The April CPI report will hit the market Wednesday morning at 8.30 am ET. The consensus annual estimate is 8.1%, which would be a drop from 8.5% last month, which was the highest reading in 40 years.
The big question for market participants is whether this level of inflation is already discounted or not. Last week the market rallied energetically after Fed Chair Jerome Powell said that an interest rate hike of 0.75% was off the table, but it quickly changed its mind, and has collapsed over the last four trading days.
We have a similar dynamic at work Wednesday morning, with many bullish pundits anxious to embrace the idea that while inflation is still quite strong it has peaked and will begin to slowly decline.

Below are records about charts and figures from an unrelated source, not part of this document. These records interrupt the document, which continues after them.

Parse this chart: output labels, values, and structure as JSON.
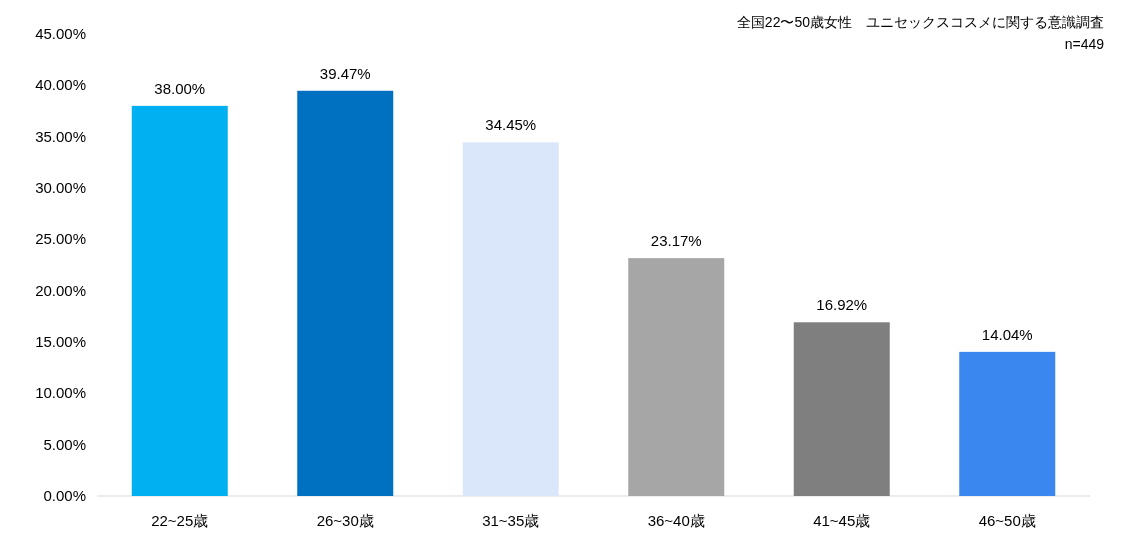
{
  "chart_data": {
    "type": "bar",
    "title": "全国22〜50歳女性　ユニセックスコスメに関する意識調査",
    "subtitle": "n=449",
    "categories": [
      "22~25歳",
      "26~30歳",
      "31~35歳",
      "36~40歳",
      "41~45歳",
      "46~50歳"
    ],
    "values": [
      38.0,
      39.47,
      34.45,
      23.17,
      16.92,
      14.04
    ],
    "colors": [
      "#00b0f0",
      "#0070c0",
      "#dae7fb",
      "#a6a6a6",
      "#7f7f7f",
      "#3b87f0"
    ],
    "value_labels": [
      "38.00%",
      "39.47%",
      "34.45%",
      "23.17%",
      "16.92%",
      "14.04%"
    ],
    "ylim": [
      0,
      45
    ],
    "yticks": [
      {
        "value": 0,
        "label": "0.00%"
      },
      {
        "value": 5,
        "label": "5.00%"
      },
      {
        "value": 10,
        "label": "10.00%"
      },
      {
        "value": 15,
        "label": "15.00%"
      },
      {
        "value": 20,
        "label": "20.00%"
      },
      {
        "value": 25,
        "label": "25.00%"
      },
      {
        "value": 30,
        "label": "30.00%"
      },
      {
        "value": 35,
        "label": "35.00%"
      },
      {
        "value": 40,
        "label": "40.00%"
      },
      {
        "value": 45,
        "label": "45.00%"
      }
    ],
    "grid": false
  }
}
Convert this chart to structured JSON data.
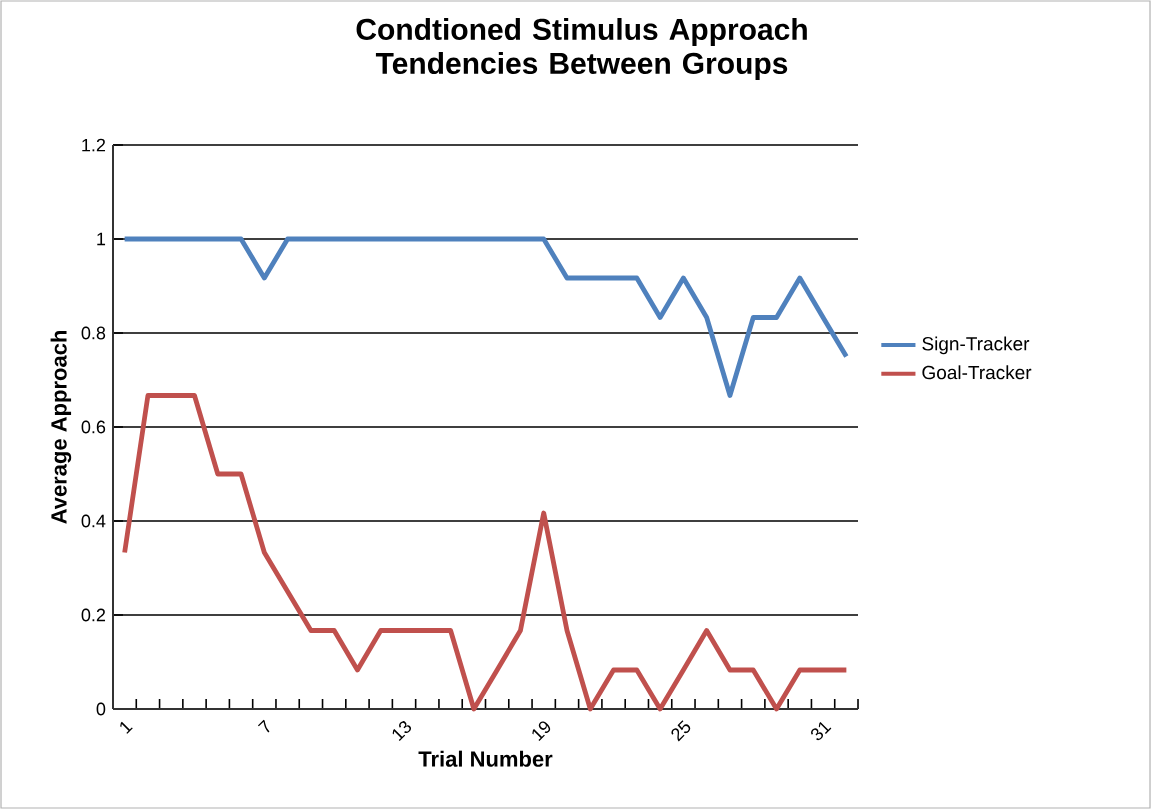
{
  "chart_data": {
    "type": "line",
    "title": "Condtioned Stimulus Approach Tendencies Between Groups",
    "xlabel": "Trial Number",
    "ylabel": "Average Approach",
    "categories": [
      "1",
      null,
      null,
      null,
      null,
      null,
      "7",
      null,
      null,
      null,
      null,
      null,
      "13",
      null,
      null,
      null,
      null,
      null,
      "19",
      null,
      null,
      null,
      null,
      null,
      "25",
      null,
      null,
      null,
      null,
      null,
      "31",
      null
    ],
    "series": [
      {
        "name": "Sign-Tracker",
        "color": "#4f81bd",
        "values": [
          1,
          1,
          1,
          1,
          1,
          1,
          0.917,
          1,
          1,
          1,
          1,
          1,
          1,
          1,
          1,
          1,
          1,
          1,
          1,
          0.917,
          0.917,
          0.917,
          0.917,
          0.833,
          0.917,
          0.833,
          0.667,
          0.833,
          0.833,
          0.917,
          0.833,
          0.75
        ]
      },
      {
        "name": "Goal-Tracker",
        "color": "#c0504d",
        "values": [
          0.333,
          0.667,
          0.667,
          0.667,
          0.5,
          0.5,
          0.333,
          0.25,
          0.167,
          0.167,
          0.083,
          0.167,
          0.167,
          0.167,
          0.167,
          0,
          0.083,
          0.167,
          0.417,
          0.167,
          0,
          0.083,
          0.083,
          0,
          0.083,
          0.167,
          0.083,
          0.083,
          0,
          0.083,
          0.083,
          0.083
        ]
      }
    ],
    "ylim": [
      0,
      1.2
    ],
    "yticks": [
      0,
      0.2,
      0.4,
      0.6,
      0.8,
      1,
      1.2
    ],
    "grid": "y",
    "legend": "right",
    "marker": "none",
    "line_style": "solid"
  }
}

In other words, the market has already fully discounted this concern.
It is a good setup for a countertrend bounce, and many traders are looking for the combination of an oversold market with "less bad than expected" news to trigger a strong rally. There was some attempt at an oversold bounce on Tuesday, but the traders were unable to sustain it, and there was a weak finish.

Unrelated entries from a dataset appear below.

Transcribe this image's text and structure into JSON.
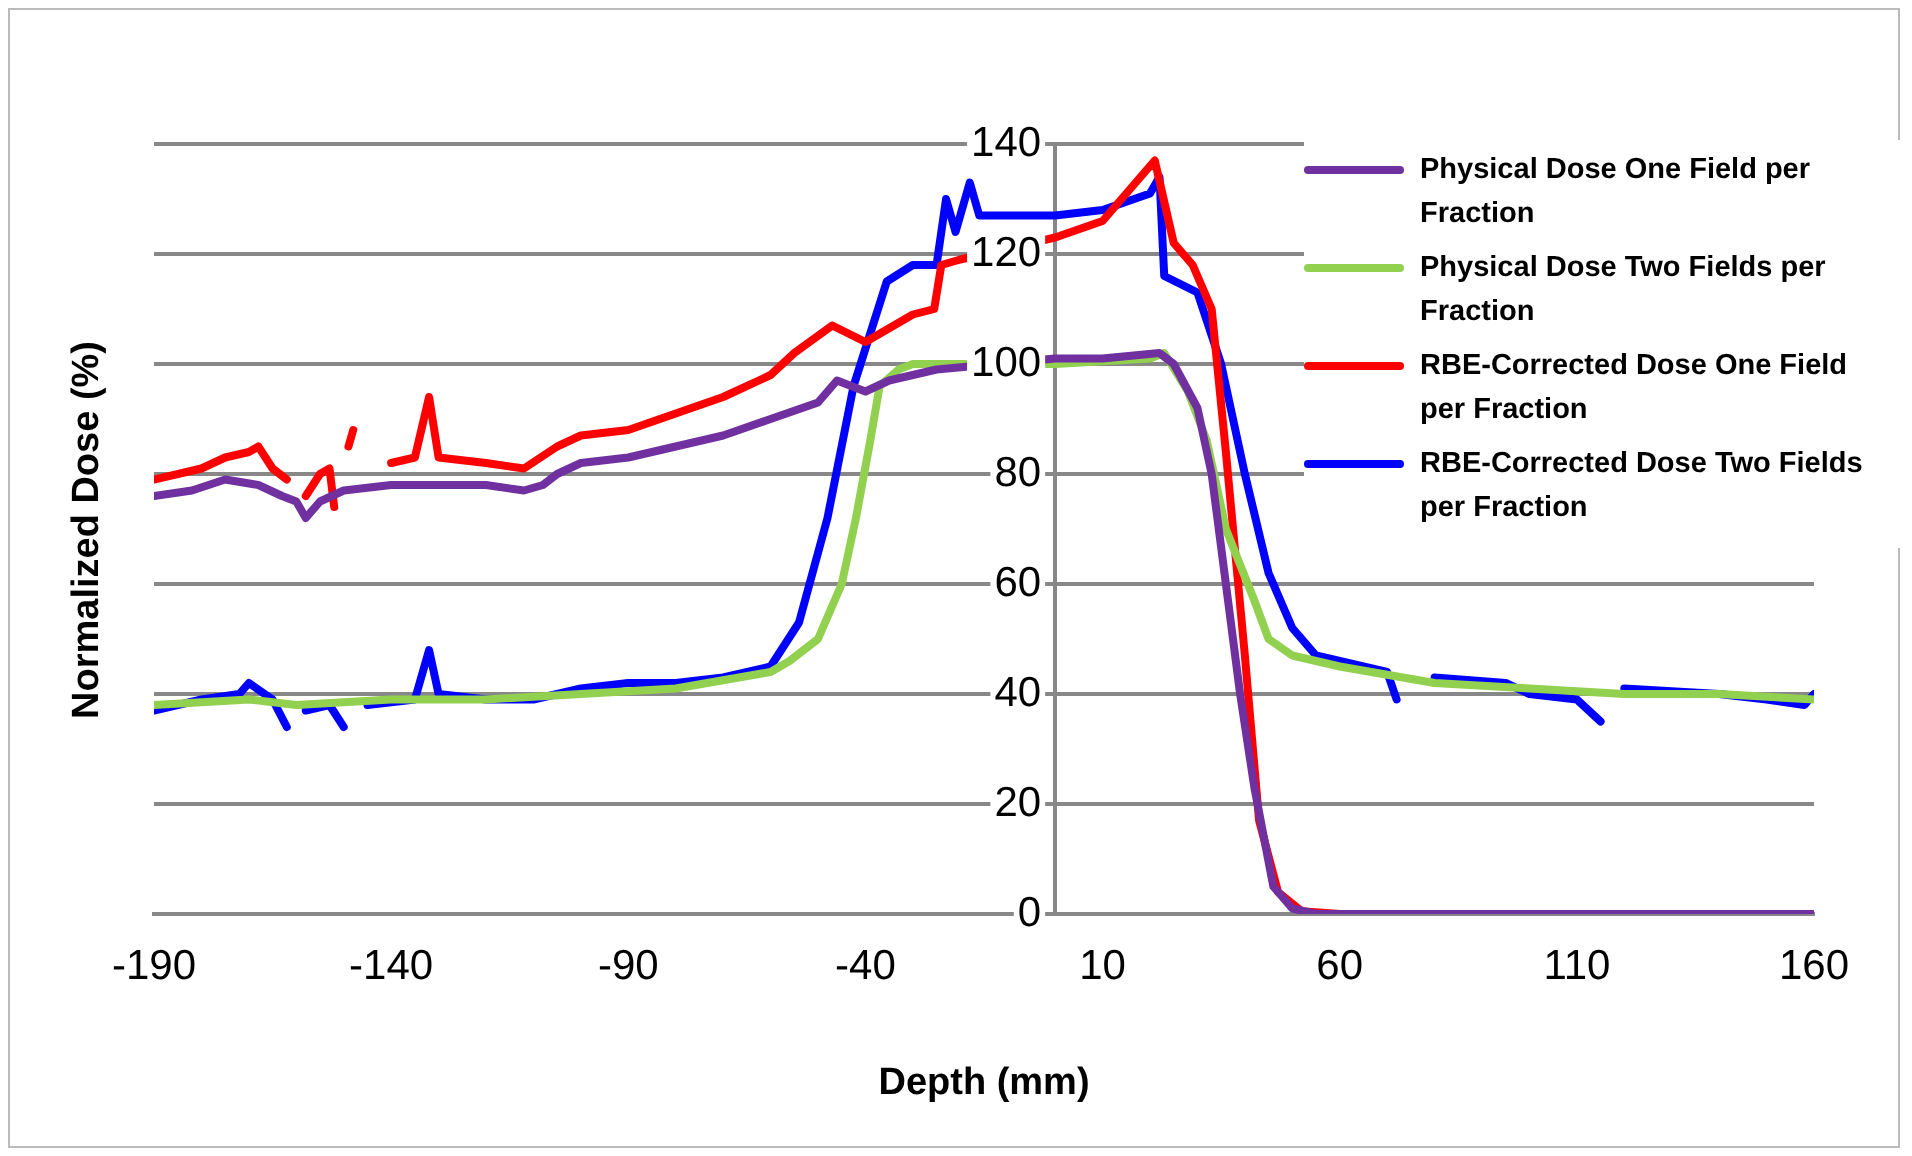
{
  "chart_data": {
    "type": "line",
    "xlabel": "Depth (mm)",
    "ylabel": "Normalized Dose (%)",
    "xlim": [
      -190,
      160
    ],
    "xticks": [
      -190,
      -140,
      -90,
      -40,
      10,
      60,
      110,
      160
    ],
    "ylim": [
      0,
      140
    ],
    "yticks": [
      0,
      20,
      40,
      60,
      80,
      100,
      120,
      140
    ],
    "grid": "y",
    "legend": "top right",
    "marker": "none",
    "line_style": "solid",
    "series": [
      {
        "name": "Physical Dose One Field per Fraction",
        "color": "#7030a0",
        "x": [
          -190,
          -182,
          -175,
          -168,
          -163,
          -160,
          -158,
          -155,
          -150,
          -140,
          -130,
          -120,
          -112,
          -108,
          -105,
          -100,
          -90,
          -80,
          -70,
          -60,
          -50,
          -46,
          -40,
          -35,
          -25,
          0,
          10,
          22,
          25,
          30,
          33,
          36,
          39,
          42,
          46,
          50,
          55,
          60,
          100,
          160
        ],
        "values": [
          76,
          77,
          79,
          78,
          76,
          75,
          72,
          75,
          77,
          78,
          78,
          78,
          77,
          78,
          80,
          82,
          83,
          85,
          87,
          90,
          93,
          97,
          95,
          97,
          99,
          101,
          101,
          102,
          100,
          92,
          80,
          60,
          40,
          23,
          5,
          1,
          0,
          0,
          0,
          0
        ]
      },
      {
        "name": "Physical Dose Two Fields per Fraction",
        "color": "#92d050",
        "x": [
          -190,
          -170,
          -160,
          -140,
          -120,
          -100,
          -80,
          -60,
          -56,
          -50,
          -45,
          -42,
          -39,
          -37,
          -33,
          -30,
          -20,
          0,
          20,
          23,
          28,
          32,
          36,
          42,
          45,
          50,
          60,
          80,
          100,
          120,
          140,
          160
        ],
        "values": [
          38,
          39,
          38,
          39,
          39,
          40,
          41,
          44,
          46,
          50,
          60,
          72,
          86,
          96,
          99,
          100,
          100,
          100,
          101,
          102,
          95,
          86,
          70,
          57,
          50,
          47,
          45,
          42,
          41,
          40,
          40,
          39
        ]
      },
      {
        "name": "RBE-Corrected Dose One Field per Fraction",
        "color": "#ff0000",
        "x": [
          -190,
          -180,
          -175,
          -170,
          -168,
          -165,
          -162,
          -160,
          -158,
          -155,
          -153,
          -152,
          -150,
          -149,
          -148,
          -145,
          -140,
          -135,
          -132,
          -130,
          -120,
          -112,
          -105,
          -100,
          -90,
          -80,
          -70,
          -60,
          -55,
          -47,
          -40,
          -30,
          -25.5,
          -24,
          -20,
          0,
          10,
          21,
          25,
          29,
          33,
          36,
          40,
          43,
          47,
          52,
          60,
          100,
          160
        ],
        "values": [
          79,
          81,
          83,
          84,
          85,
          81,
          79,
          null,
          76,
          80,
          81,
          74,
          null,
          85,
          88,
          null,
          82,
          83,
          94,
          83,
          82,
          81,
          85,
          87,
          88,
          91,
          94,
          98,
          102,
          107,
          104,
          109,
          110,
          118,
          119,
          123,
          126,
          137,
          122,
          118,
          110,
          84,
          47,
          17,
          4,
          0.5,
          0,
          0,
          0
        ]
      },
      {
        "name": "RBE-Corrected Dose Two Fields per Fraction",
        "color": "#0000ff",
        "x": [
          -190,
          -180,
          -172,
          -170,
          -165,
          -162,
          -160,
          -158,
          -153,
          -150,
          -149,
          -145,
          -135,
          -132,
          -130,
          -120,
          -110,
          -100,
          -90,
          -80,
          -70,
          -60,
          -54,
          -48,
          -42.5,
          -35.5,
          -30,
          -25,
          -23,
          -21,
          -18,
          -16,
          -10,
          0,
          10,
          20,
          22,
          23,
          30,
          35,
          40,
          45,
          50,
          55,
          60,
          70,
          72,
          73,
          80,
          95,
          100,
          110,
          115,
          116,
          120,
          140,
          150,
          158,
          160
        ],
        "values": [
          37,
          39,
          40,
          42,
          39,
          34,
          null,
          37,
          38,
          34,
          null,
          38,
          39,
          48,
          40,
          39,
          39,
          41,
          42,
          42,
          43,
          45,
          53,
          72,
          96,
          115,
          118,
          118,
          130,
          124,
          133,
          127,
          127,
          127,
          128,
          131,
          134,
          116,
          113,
          100,
          80,
          62,
          52,
          47,
          46,
          44,
          39,
          null,
          43,
          42,
          40,
          39,
          35,
          null,
          41,
          40,
          39,
          38,
          40
        ]
      }
    ]
  }
}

There are a couple of underlying issues to note as we contemplate the market's ability to bounce. First is that some of the growth names are being aggressively repriced. There is carnage in very high P/E names such as Upstart Holdings (UPST) , Coinbase Global (COIN) , Unity Software (U) , Roblox (RBLX) , and others. Indeed, we see multiple contraction on a major scale, and it is going to take a while to sort it out.

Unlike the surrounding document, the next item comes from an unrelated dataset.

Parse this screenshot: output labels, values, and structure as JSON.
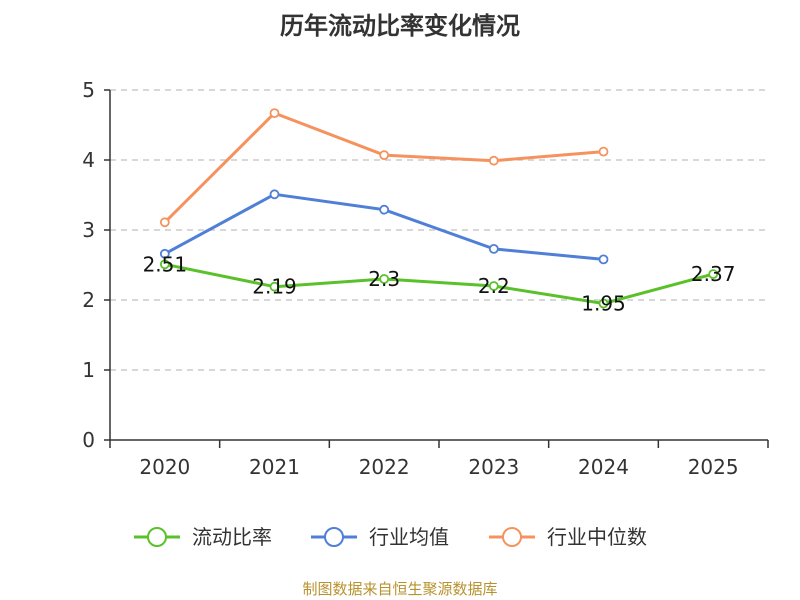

The other major issue is the unevenness of this correction. As I keep noting, both the Dow Jones Industrials Average and S&P 500 still have not met the technical definition of a bear market, while almost 70% of all stocks in the market are down 20% or more. So while there is some absolutely brutal action in much of the market, many of the big-cap stocks and the indexes are at a much different point in their corrective process.
For many months now, we have been dealing with the issue of whether secondary stocks can find a bottom while the primary names are still struggling to find a low, and the process is still ongoing. That is what is making it so difficult to start looking to build longer-term positions.
The market is anticipating a positive reaction to CPI in the early going, but we are going to see major volatility on this news. An oversold bounce makes sense, but there are so many stuck longs that it is going to be hard for any real FOMO (fear of missing out) to develop.